Pair Corralation between Ultra-short Fixed and Global Multi-strategy
Assuming the 90 days horizon Ultra-short Fixed is expected to generate 3.56 times less return on investment than Global Multi-strategy. But when comparing it to its historical volatility, Ultra Short Fixed Income is 2.81 times less risky than Global Multi-strategy. It trades about 0.13 of its potential returns per unit of risk. Global Multi Strategy Fund is currently generating about 0.17 of returns per unit of risk over similar time horizon. If you would invest 1,110 in Global Multi Strategy Fund on September 5, 2024 and sell it today you would earn a total of 27.00 from holding Global Multi Strategy Fund or generate 2.43% return on investment over 90 days.
Time Period | 3 Months [change] |
Direction | Moves Together |
Strength | Significant |
Accuracy | 100.0% |
Values | Daily Returns |
Ultra Short Fixed Income vs. Global Multi Strategy Fund
Performance |
Timeline |
Ultra Short Fixed |
Global Multi Strategy |
Ultra-short Fixed and Global Multi-strategy Volatility Contrast
Predicted Return Density |
Returns |
Pair Trading with Ultra-short Fixed and Global Multi-strategy
The main advantage of trading using opposite Ultra-short Fixed and Global Multi-strategy positions is that it hedges away some unsystematic risk.

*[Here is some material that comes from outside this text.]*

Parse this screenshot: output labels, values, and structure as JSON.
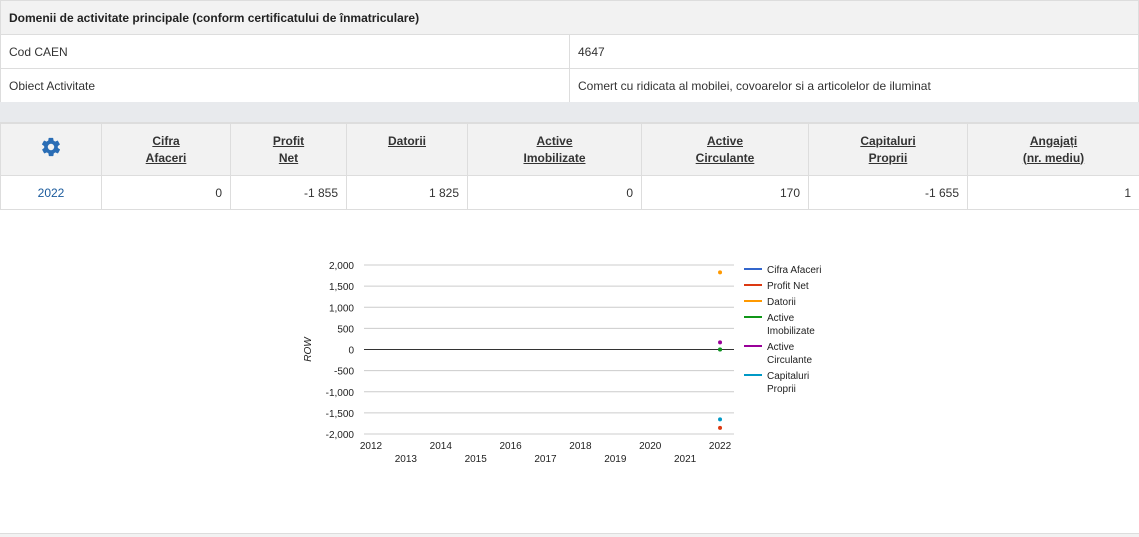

Because of two separate transactions, even if Ultra-short Fixed position performs unexpectedly, Global Multi-strategy can make up some of the losses. Pair trading also minimizes risk from directional movements in the market. For example, if an entire industry or sector drops because of unexpected headlines, the short position in Global Multi-strategy will offset losses from the drop in Global Multi-strategy's long position.Ultra-short Fixed vs. Highland Longshort Healthcare | Ultra-short Fixed vs. Baillie Gifford Health | Ultra-short Fixed vs. Lord Abbett Health | Ultra-short Fixed vs. Blackrock Health Sciences |
Check out your portfolio center.Note that this page's information should be used as a complementary analysis to find the right mix of equity instruments to add to your existing portfolios or create a brand new portfolio. You can also try the Price Transformation module to use Price Transformation models to analyze the depth of different equity instruments across global markets.